Released July 2011
Acting as a sequel of sorts for the brilliant Fourth Doctor story ‘Robots of Death,’ ‘Robophobia’ picks up on the rumour that the robots aboard a sandminer headed for Kaldor City somehow turned dangerous and murderous, nearly destroying the entire crew. With 157,000 deactivated robots now aboard the transport ship Lorelei, the Doctor’s witnessing of a murder and nearly being strangulated brings the simmering paranoia and fear back to the forefront.
It might seem a bit odd to have the Seventh Doctor confront the famed robots, but Sylvester McCoy, stripped of any companions, offers arguably his strongest performance for Big Finish yet, and the eerie tenseness fits his incarnation wonderfully. McCoy deftly switches from light and witty to dark and manipulative, and at the right times he is genuinely frightening with his delivery of lines.

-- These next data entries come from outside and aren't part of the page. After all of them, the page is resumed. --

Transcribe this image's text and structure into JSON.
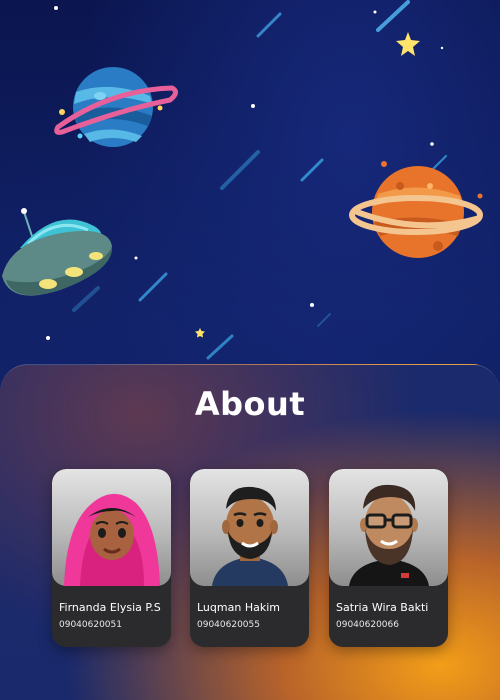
{
  "about": {
    "title": "About"
  },
  "members": [
    {
      "name": "Firnanda Elysia P.S",
      "nim": "09040620051"
    },
    {
      "name": "Luqman Hakim",
      "nim": "09040620055"
    },
    {
      "name": "Satria Wira Bakti",
      "nim": "09040620066"
    }
  ],
  "colors": {
    "background": "#0d1a57",
    "panel": "#1c2c6c",
    "card": "#2b2b2d",
    "text": "#ffffff",
    "accent_orange": "#f08a24"
  }
}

The Seventh Doctor’s willingness to stay in the shadows as he moves his pawns about the board, waiting for the most opportune moment to strike, is one of the most fascinating traits of this incarnation, and that is in full effect as he furtively moves about the ship putting just the right notion into the just the right people’s minds. This is a man who seemingly has all of the answers, but he wants the crewmembers to discover them for themselves as he prompts them in the right directions. Of course, the robots’ willingness to sacrifice themselves takes even the Doctor by surprise, and his tinkering and tampering must suddenly take another turn. The mischievous and manipulative side isn’t always addressed or portrayed perfectly, but ‘Robophobia’ highlights the quintessential Seventh Doctor magnificently.
At the same time, Nicola Walker’s Liv Chenka fills the role of companion for this story admirably. She is smart, witty, and quick to the point, standing up to the Doctor in short order when he isn’t as forthcoming with information as she would like and soon becoming another instrument of the Doctor’s. Her mannerisms and unwillingness to talk about certain aspects speak volumes about the rather sterile relationships aboard the ship, and her inability to believe that the robots could do any harm speaks of the culture of the time more than any dialogue ever could. It’s tough for one character to become so memorable and well-rounded in one story, but Liv manages and certainly warrants further exploration in future tales should the opportunity arise.
The release starts out at a blistering pace, and the mystery involving both the humans and robots after the Doctor rigs a cargo bay for robotic activation is incredibly engaging from beginning to end. The idea that a civilization can become crippled because of an unfounded fear of the robots is fascinating, and the continuity between this story and its predecessor only heightens the emotional investment and intrigue as the Doctor tries to save the robots and their integrity while the very human threats and sentiments slowly come to light. The eventual revelation of the true culprit is very well-handled and satisfying, wrapping up the story on yet another high note.
Any time a classic one-off foe is brought back for a sequel, there’s the risk that the story itself might focus too squarely on the villain and not enough on the characters and plot. And though ‘Robophobia’ may not have the deepest plot or make the best use of its claustrophobic setting, the subversion of expectations and the characterization of the both the Doctor and Liv as the mystery slowly unfolds are utterly superb, making this a most welcome return to the world of the Dums, Vocs, and SuperVocs.